Indo-Malaysian politician and teacher

Datuk K. J. Joseph (13 May 1931 – 24 January 2019) was a Malaysian teacher, businessman and politician who founded the Sabah Indian Congress. In his later life, he became known for his contributions in creating and digitising Malayalam literature and resources, playing a major role in the development of the Olam online dictionary by contributing most of the corpus. He was the founder of the La Salle School Parliament in Kota Kinabalu, Malaysia and a senior Science schoolteacher both in that school as well as Sabah College until he and his wife, Datin Ritamma (1931-2017), a former principal of SM St. Michael, Penampang both retired from teaching in 1986.

==Early life and career==
K. J. Joseph was born on 13 May 1931 in the island of Kumbalangi on the outskirts of Kochi. He was interested in politics from a young age, having joined the Quit India movement as a schoolboy when he was 12. During his time at the Teachers' Training College in Thiruvananthapuram, he was active in student government, becoming the school's "Education Minister" in the mock parliament, reportedly leading a major group education students in the Indian independence movement, and also attending two session of the Kerala Legislative Assembly. He would later immigrate to what was then the British Crown Colony of North Borneo, arriving in Jesselton (now Kota Kinabalu) in August 1959. After having attended the North Borneo Legislative Council, Joseph convinced the principal of La Salle, where he was teaching, in 1962 to form a school parliament to train future leaders and increase student interest in politics in response to the inevitable independence of North Borneo in what would become the country of Malaysia. As of 2015, La Salle was the only Malaysian school with such a system. The same year, he formed the Sabah Indian Congress in order to increase minority representation in the Sabah State Assembly. He eventually became the general secretary of the Sabah Alliance Party before resigning in 1974, to continue his teaching career.

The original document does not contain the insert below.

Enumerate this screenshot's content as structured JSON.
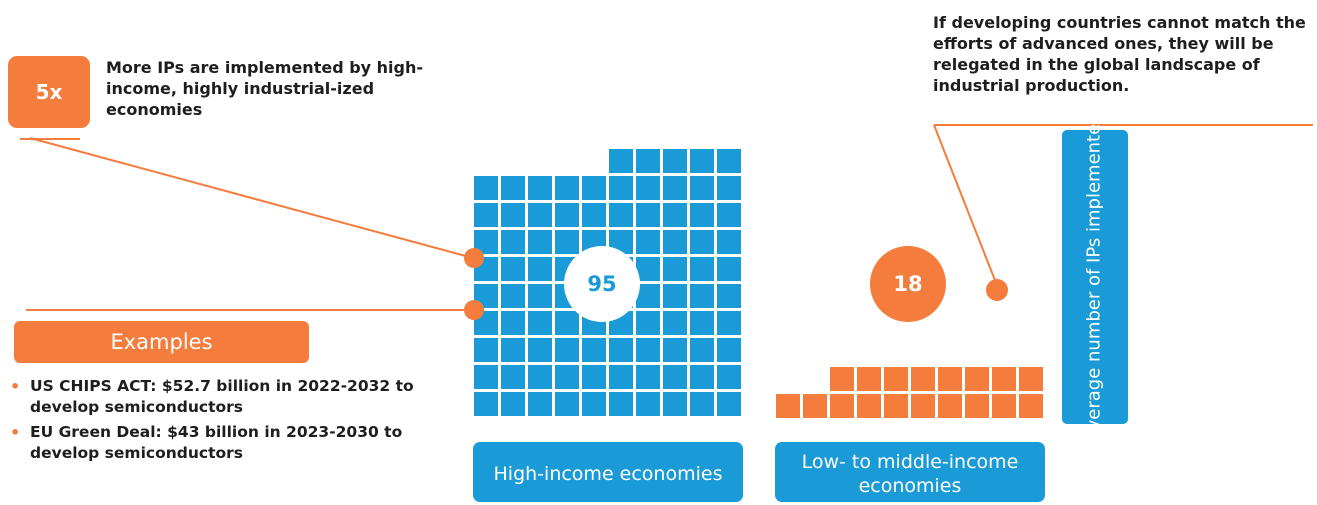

==Malayalam digitisation, Olam, and death==
Joseph started digitising Malayalam books in the late 1990s after his retirement, including dictionaries and the complete works of Changampuzha Krishna Pillai. One of his projects, the transcription of a public domain Malayalam dictionary, was eventually found by Kailash Nadh, the CTO of Zerodha, who incorporated the corpus into his project Olam. Joseph died on 24 January 2019 at the age of 88.